Sıra kendisine geldiğinde, Biksisi ve ağırlıklarıyla köprüye çıkan Geverli Felek arkadaşı da, kısa boyundan ve bir omuzunun üzerinde tuttuğu uzun namlulu Biksisinden tanıdım. Kısa bir süre önce aramızda geçen diyalog tan dolayı onun köprüden geçişini, öteki arkadaşların geçişine gösterdiğim dikkatten daha yoğun bir dikkatle izledim.
Felek arkadaş omuzunda Biksisi, sırt çantasındaki şerit ağırlıklarıyla köprünün ortasına kadar geldi. Orada dengesini yitirerek, baharla birlikte kudurmuş Lolan suyunun azgın sularına düştü. Felek arkadaşın köprüden düşerken Biksili siluetini gördüm. O anda “Heval! Heval!” diye haykırarak, yerimden fırladım.
Fakat yapabilecek hiçbir şey yoktu.
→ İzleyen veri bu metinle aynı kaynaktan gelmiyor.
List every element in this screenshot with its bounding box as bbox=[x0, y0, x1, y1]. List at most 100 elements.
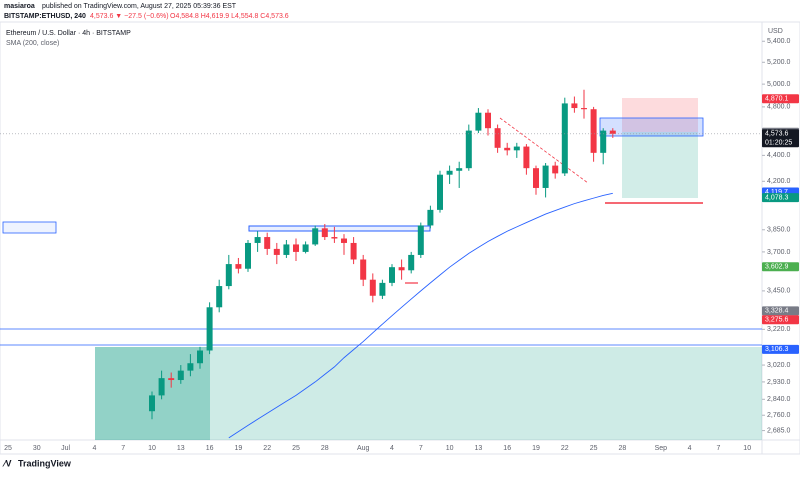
candle-body bbox=[158, 378, 165, 396]
x-tick-label: 28 bbox=[619, 445, 627, 452]
chart-title: Ethereum / U.S. Dollar · 4h · BITSTAMP bbox=[6, 30, 131, 37]
candle-body bbox=[216, 286, 223, 308]
indicator-name: SMA (200, close) bbox=[6, 40, 59, 47]
price-label: 3,106.3 bbox=[765, 346, 788, 353]
y-tick-label: 3,850.0 bbox=[767, 227, 790, 234]
candle-body bbox=[389, 267, 395, 283]
author: masiaroa bbox=[4, 3, 35, 10]
candle-body bbox=[235, 264, 242, 269]
candle-body bbox=[254, 237, 261, 243]
candle-body bbox=[168, 378, 175, 381]
y-tick-label: 3,450.0 bbox=[767, 288, 790, 295]
candle-body bbox=[465, 130, 472, 169]
sma-line bbox=[228, 192, 613, 439]
candle-body bbox=[302, 244, 309, 252]
x-tick-label: Aug bbox=[357, 445, 370, 452]
price-label-box bbox=[762, 315, 799, 325]
x-tick-label: 22 bbox=[561, 445, 569, 452]
y-tick-label: 4,800.0 bbox=[767, 104, 790, 111]
x-tick-label: 7 bbox=[716, 445, 720, 452]
candle-body bbox=[456, 168, 463, 171]
price-label-box bbox=[762, 306, 799, 316]
candle-body bbox=[600, 130, 607, 153]
stop-zone bbox=[622, 98, 698, 132]
price-label-box bbox=[762, 94, 799, 104]
candle-body bbox=[360, 259, 367, 280]
candle-body bbox=[341, 238, 347, 243]
candle-body bbox=[206, 307, 213, 351]
candle-body bbox=[417, 225, 424, 255]
candle-body bbox=[293, 244, 299, 252]
candle-body bbox=[485, 112, 491, 129]
x-tick-label: 10 bbox=[148, 445, 156, 452]
candle-body bbox=[369, 279, 376, 296]
price-label-box bbox=[762, 262, 799, 272]
price-label: 4,573.6 bbox=[765, 131, 788, 138]
candle-body bbox=[379, 282, 386, 296]
candle-body bbox=[609, 130, 616, 134]
countdown: 01:20:25 bbox=[765, 140, 792, 147]
demand-zone bbox=[95, 347, 762, 440]
candle-body bbox=[494, 128, 501, 148]
price-label: 4,870.1 bbox=[765, 96, 788, 103]
frame bbox=[0, 21, 800, 455]
y-tick-label: 2,685.0 bbox=[767, 427, 790, 434]
candle-body bbox=[264, 237, 271, 249]
y-tick-label: 3,700.0 bbox=[767, 249, 790, 256]
price-label-box bbox=[762, 344, 799, 354]
x-tick-label: 10 bbox=[743, 445, 751, 452]
x-tick-label: 4 bbox=[390, 445, 394, 452]
x-tick-label: Jul bbox=[61, 445, 70, 452]
brand-logo: ⁄V bbox=[2, 458, 12, 468]
price-label-box bbox=[762, 129, 799, 148]
candle-body bbox=[561, 103, 568, 174]
candle-body bbox=[571, 103, 578, 109]
x-tick-label: 22 bbox=[263, 445, 271, 452]
y-tick-label: 2,840.0 bbox=[767, 396, 790, 403]
candle-body bbox=[312, 228, 319, 245]
price-label: 3,275.6 bbox=[765, 317, 788, 324]
price-label: 3,602.9 bbox=[765, 264, 788, 271]
y-tick-label: 4,400.0 bbox=[767, 152, 790, 159]
candle-body bbox=[581, 108, 587, 110]
price-label-box bbox=[762, 193, 799, 203]
candle-body bbox=[504, 147, 511, 151]
range-box bbox=[2, 221, 57, 234]
candle-body bbox=[523, 146, 530, 169]
target-zone bbox=[622, 132, 698, 198]
ohlc: O4,584.8 H4,619.9 L4,554.8 C4,573.6 bbox=[170, 13, 289, 20]
candle-body bbox=[225, 264, 232, 287]
candle-body bbox=[197, 350, 203, 364]
y-tick-label: 3,220.0 bbox=[767, 326, 790, 333]
candle-body bbox=[283, 244, 290, 255]
candle-body bbox=[321, 228, 328, 238]
x-tick-label: 25 bbox=[292, 445, 300, 452]
y-tick-label: 4,200.0 bbox=[767, 178, 790, 185]
candle-body bbox=[350, 242, 357, 260]
candle-body bbox=[533, 168, 539, 188]
candle-body bbox=[542, 165, 549, 188]
x-tick-label: 28 bbox=[321, 445, 329, 452]
x-tick-label: 19 bbox=[235, 445, 243, 452]
candle-body bbox=[475, 112, 482, 131]
y-tick-label: 3,020.0 bbox=[767, 362, 790, 369]
candle-body bbox=[177, 370, 184, 381]
y-tick-label: 2,760.0 bbox=[767, 412, 790, 419]
x-tick-label: 30 bbox=[33, 445, 41, 452]
candle-body bbox=[273, 248, 280, 255]
x-tick-label: 16 bbox=[206, 445, 214, 452]
candle-body bbox=[446, 170, 453, 175]
y-tick-label: 5,000.0 bbox=[767, 81, 790, 88]
symbol: BITSTAMP:ETHUSD, 240 bbox=[4, 13, 86, 20]
candle-body bbox=[427, 209, 434, 226]
candle-body bbox=[331, 237, 338, 239]
price-label: 4,119.7 bbox=[765, 189, 788, 196]
candle-body bbox=[552, 165, 559, 174]
x-tick-label: 7 bbox=[419, 445, 423, 452]
entry-box bbox=[599, 117, 704, 137]
axis-unit: USD bbox=[768, 28, 783, 35]
candle-body bbox=[398, 267, 405, 271]
candle-body bbox=[149, 395, 155, 412]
Felek arkadaşla birlikte, durumu gören her iki kıyıdaki arkadaşların haykırışları da, azgın Lolan suyunun her iki yakasında yükselen, Lolan vadisinin yamaçlarında yankılanarak kayboldu. Felek arkadaşın, kim bilir belki de Dicle’ye kadar ulaşan cenazesi de, bulunamadı.
Felek arkadaşın bu şekilde gerçekleşen şahadetini, daha sonraki mücadele yaşamım buyunca, ortada bir neden yokken, durduk yerde ve sık sık anımsadım. Her anımsayışımda, kendi kendime içimden tuhaf bir suçluluk duygusuna kapıldım ve hep şöyle düşündüm:
“Acaba yürüyüş kolunda geri kaldığında, zorlandığını görünce ona yardımcı olmaya kalkışmasa mıydım? Felek arkadaşa yardım önermekle, onun kendi emeğiyle yeniden açığa çıkıp, gelişme sürecinde olan gizli Kadın gururunu, onurunu ketleyip incitmiş mi oldum? Felek arkadaş ta benim bu yaklaşımıma tepki duyarak, Lolan suyu kıyısına kadarki yüksek sırtı molasız, hiç dinlenmeden çıkıp indi. Lolan suyuna yorgun ulaştı da, onun bu şekilde şahadetine istemeden, ben mi sebep oldum?” Vicdanımda, bu günde arada bir depreşip, sızlayan bir yaradır bu. Bunu da anlatarak içimi döküp, biraz olsun rahatlamak istedim. Aynı zaman da bu benim Felek arkadaşa görevim ve borcumdu. Saygı ve minnetle anıyorum Geverli Felek arkadaşı.